45. Under the rain

1.1K 280 255
                                    

Seolah belum selesai dengan minggu persiapan untuk ujian, Rainne kembali dibuat menderita dengan minggu ujian. Bahkan ia merasa jiwanya lenyap seketika sejak hari pertama dan beruntungnya ia masih bisa bertahan hingga hari terakhir. Benar-benar cobaan hidup yang tiada habisnya.

Rainne membereskan alat tulisnya dan segera meninggalkan tempat duduknya, wajah Rainne saat ini benar-benar seperti orang yang kehilangan daya hidup. Ia mendesah lelah melihat teman-teman ambisnya yang masih sibuk berdiskusi mengenai jawaban mereka padahal ujian sudah selesai dan ini hari terakhir. Tidak bisakah mereka sekedar mengerjakan lalu lupakan saja seperti dirinya? Sungguh, Rainne ingin segera malambaikan tangan tidak kuat pada kamera.

Keluar dari kelas, Rainne disambut oleh sosok Angkasa yang bersandar pada dinding kelas sambil bersidekap menatap datar padanya. Rainne tersenyum kecil, masih pusing dan tidak memiliki tenaga untuk melompat-lompat kegirangan saat melihat cowok itu.

"Aku enggak tahu nilai aku gimana," gumamnya pada Angkasa.

"Enggak apa-apa, kamu udah lakuin yang terbaik."

Angkasa berniat mengusap kepala Rainne, tapi gadis itu buru-buru menghindar. Membuat Angkasa bingung dengan tindakannya yang seperti itu.

"Kenapa?"

"Itu ... aku tiga hari enggak keramas karena takut materi yang aku pelajarin pada luntur. Jadi kamu jangan pegang rambut aku ya, takutnya bau apek," ujarnya jujur.

Alasan macam apa itu? Menggelikan, sebenernya Angkasa ingin tertawa tapi ia menahannya. Tersenyum kecil, Angkasa lalu menarik Rainne dan mengecup kepalanya singkat.

"Wangi kok," pujinya.

"Ih! Angkasa jangan gitu!"

Gadis itu panik sendiri dan mendorong Angkasa menjauh darinya, kaget juga dengan tindakan tiba-tiba cowok itu. Namun, Angkasa sepertinya tidak peduli dengan reaksi Rainne dan kembali meraih lengannya.
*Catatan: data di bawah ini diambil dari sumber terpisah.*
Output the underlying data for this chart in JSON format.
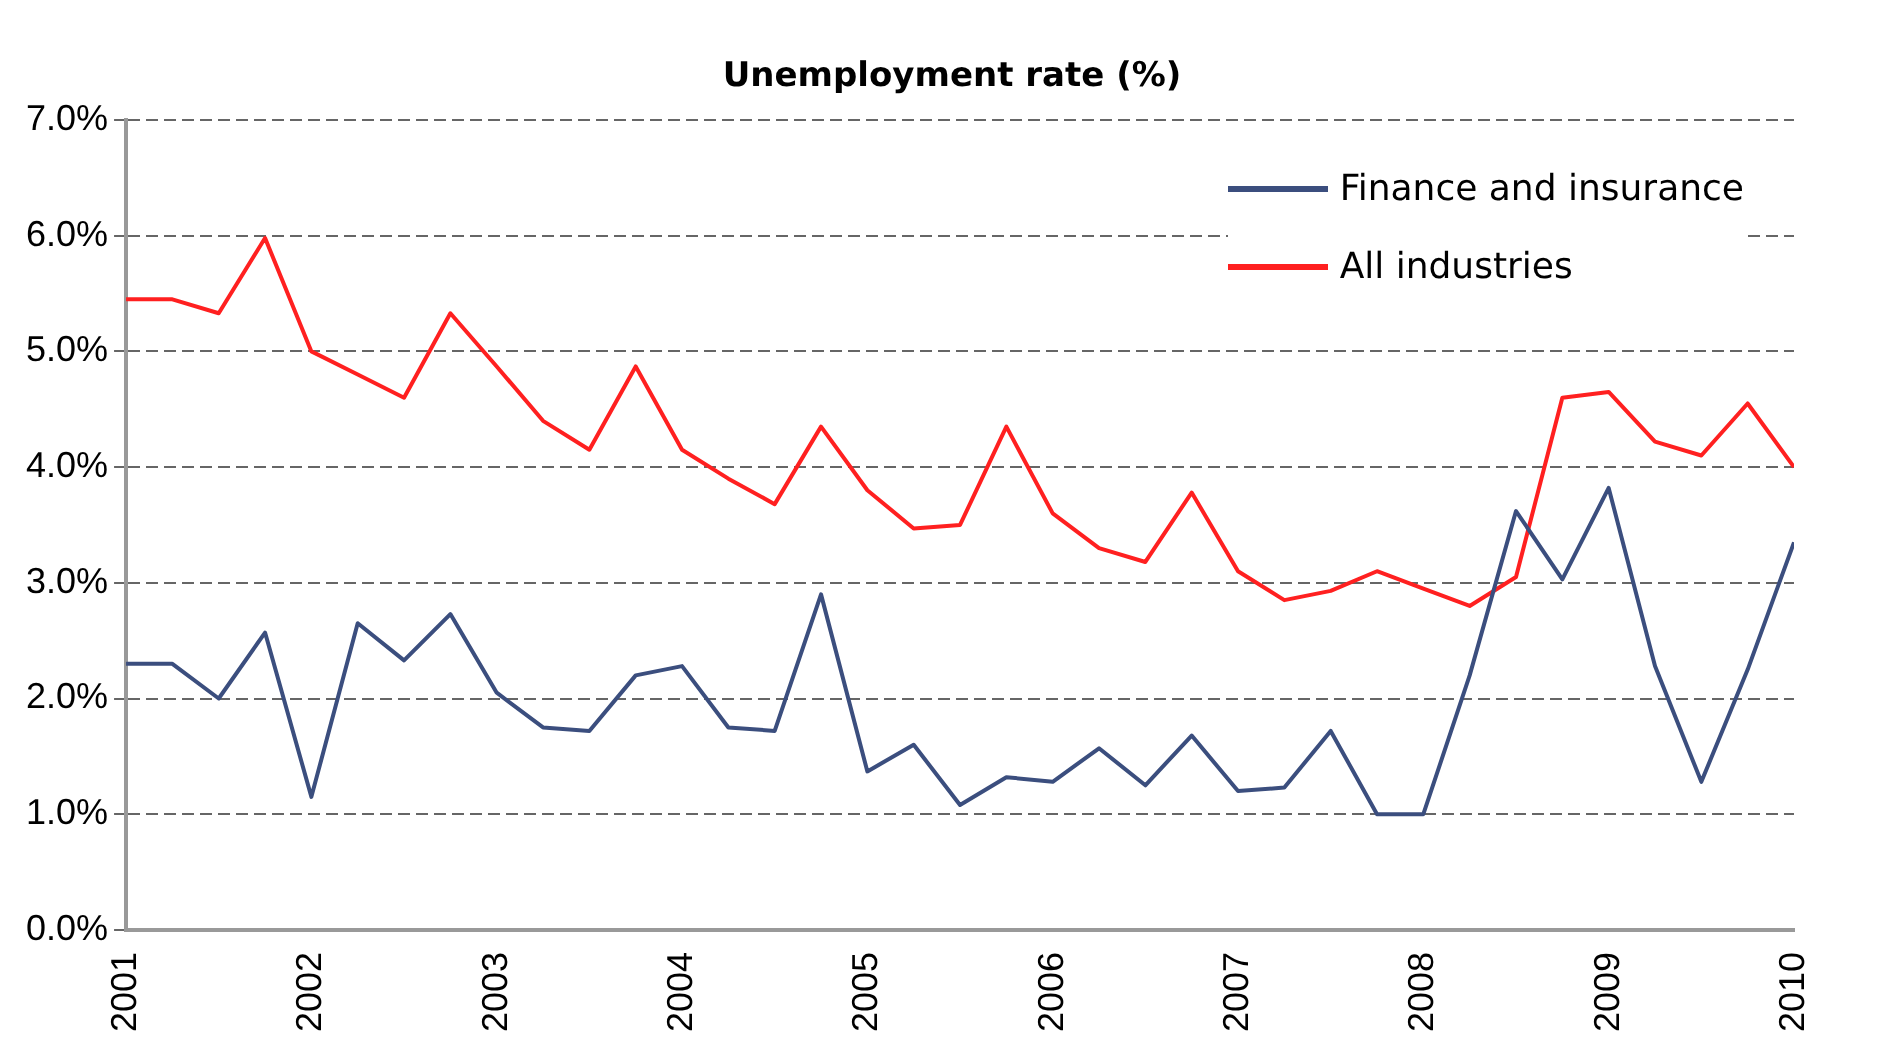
{
  "chart_data": {
    "type": "line",
    "title": "Unemployment rate (%)",
    "x": [
      2001,
      2001.25,
      2001.5,
      2001.75,
      2002,
      2002.25,
      2002.5,
      2002.75,
      2003,
      2003.25,
      2003.5,
      2003.75,
      2004,
      2004.25,
      2004.5,
      2004.75,
      2005,
      2005.25,
      2005.5,
      2005.75,
      2006,
      2006.25,
      2006.5,
      2006.75,
      2007,
      2007.25,
      2007.5,
      2007.75,
      2008,
      2008.25,
      2008.5,
      2008.75,
      2009,
      2009.25,
      2009.5,
      2009.75,
      2010
    ],
    "series": [
      {
        "name": "Finance and insurance",
        "color": "#3b4e7e",
        "values": [
          2.3,
          2.3,
          2.0,
          2.57,
          1.15,
          2.65,
          2.33,
          2.73,
          2.05,
          1.75,
          1.72,
          2.2,
          2.28,
          1.75,
          1.72,
          2.9,
          1.37,
          1.6,
          1.08,
          1.32,
          1.28,
          1.57,
          1.25,
          1.68,
          1.2,
          1.23,
          1.72,
          1.0,
          1.0,
          2.2,
          3.62,
          3.03,
          3.82,
          2.28,
          1.28,
          2.25,
          3.35
        ]
      },
      {
        "name": "All industries",
        "color": "#ff2020",
        "values": [
          5.45,
          5.45,
          5.33,
          5.98,
          5.0,
          4.8,
          4.6,
          5.33,
          4.87,
          4.4,
          4.15,
          4.87,
          4.15,
          3.9,
          3.68,
          4.35,
          3.8,
          3.47,
          3.5,
          4.35,
          3.6,
          3.3,
          3.18,
          3.78,
          3.1,
          2.85,
          2.93,
          3.1,
          2.95,
          2.8,
          3.05,
          4.6,
          4.65,
          4.22,
          4.1,
          4.55,
          4.0
        ]
      }
    ],
    "xlim": [
      2001,
      2010
    ],
    "xticks": [
      2001,
      2002,
      2003,
      2004,
      2005,
      2006,
      2007,
      2008,
      2009,
      2010
    ],
    "ylim": [
      0,
      7
    ],
    "yticks": [
      {
        "value": 0,
        "label": "0.0%"
      },
      {
        "value": 1,
        "label": "1.0%"
      },
      {
        "value": 2,
        "label": "2.0%"
      },
      {
        "value": 3,
        "label": "3.0%"
      },
      {
        "value": 4,
        "label": "4.0%"
      },
      {
        "value": 5,
        "label": "5.0%"
      },
      {
        "value": 6,
        "label": "6.0%"
      },
      {
        "value": 7,
        "label": "7.0%"
      }
    ],
    "grid": "y",
    "legend": "top right",
    "marker": "none",
    "line_style": "solid"
  }
}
"Hari ini mau ngapain?" tanya Angkasa.

"Aku mau main ayunan. Di komplek perumahan kamu tamannya ada ayunan, 'kan?"

"Masih ada kayaknya."

"Asik! Ayo kita ke sana!"

Lagi, keinginan yang terlalu biasa saja. Tidak jadi masalah untuk mengajak Rainne bermain ayunan. Hanya saja Angkasa bingung mengapa Rainne mengininkan hal sepele seperti itu alih-alih meminta sesuatu yang lebih menyenangkan padanya.

"Itu aja?"

"Sambil makan eskrim!" serunya mendadak semangat.

Bukan hal sulit. Angkasa akan menuruti apapun permintaan Rainne hari ini karena gadis itu sudah bekerja keras untuk ujiannya. Sebelum pergi untuk bermain ayunan seperti yang gadis itu inginkan, Angkasa mampir ke minimarket dan membeli banyak eskrim untuk Rainne.

Gadis itu sampai terkaget-kaget melihat Angkasa masuk ke mobilnya sambil menyerahkan sekantong besar penuh eskrim.

"Angkasa kamu nyuruh aku mati overdosis karena eskrim?!" pekiknya sambil melihat kedalam kantong plastik berisi banyak sekali eskrim.

"Enggak pernah ada kasus kayak gitu," sahutnya kemudian. Angkasa melirik sekilas lalu kembali menjalankan mobilnya.

"Iya tapi kenapa kamu beliin sebanyak ini? Satu aja cukup astaga!"

"Aku enggak tahu kamu maunya eskrim apa, yaudah aku beli semua."

Rainne malah frustrasi sendiri mendengar jawaban enteng Angkasa. Masalahnya ia bingung akan diapakan eksrim sebanyak ini, ia tidak mungkin memakan semuanya juga, dan sayang jika dibuang.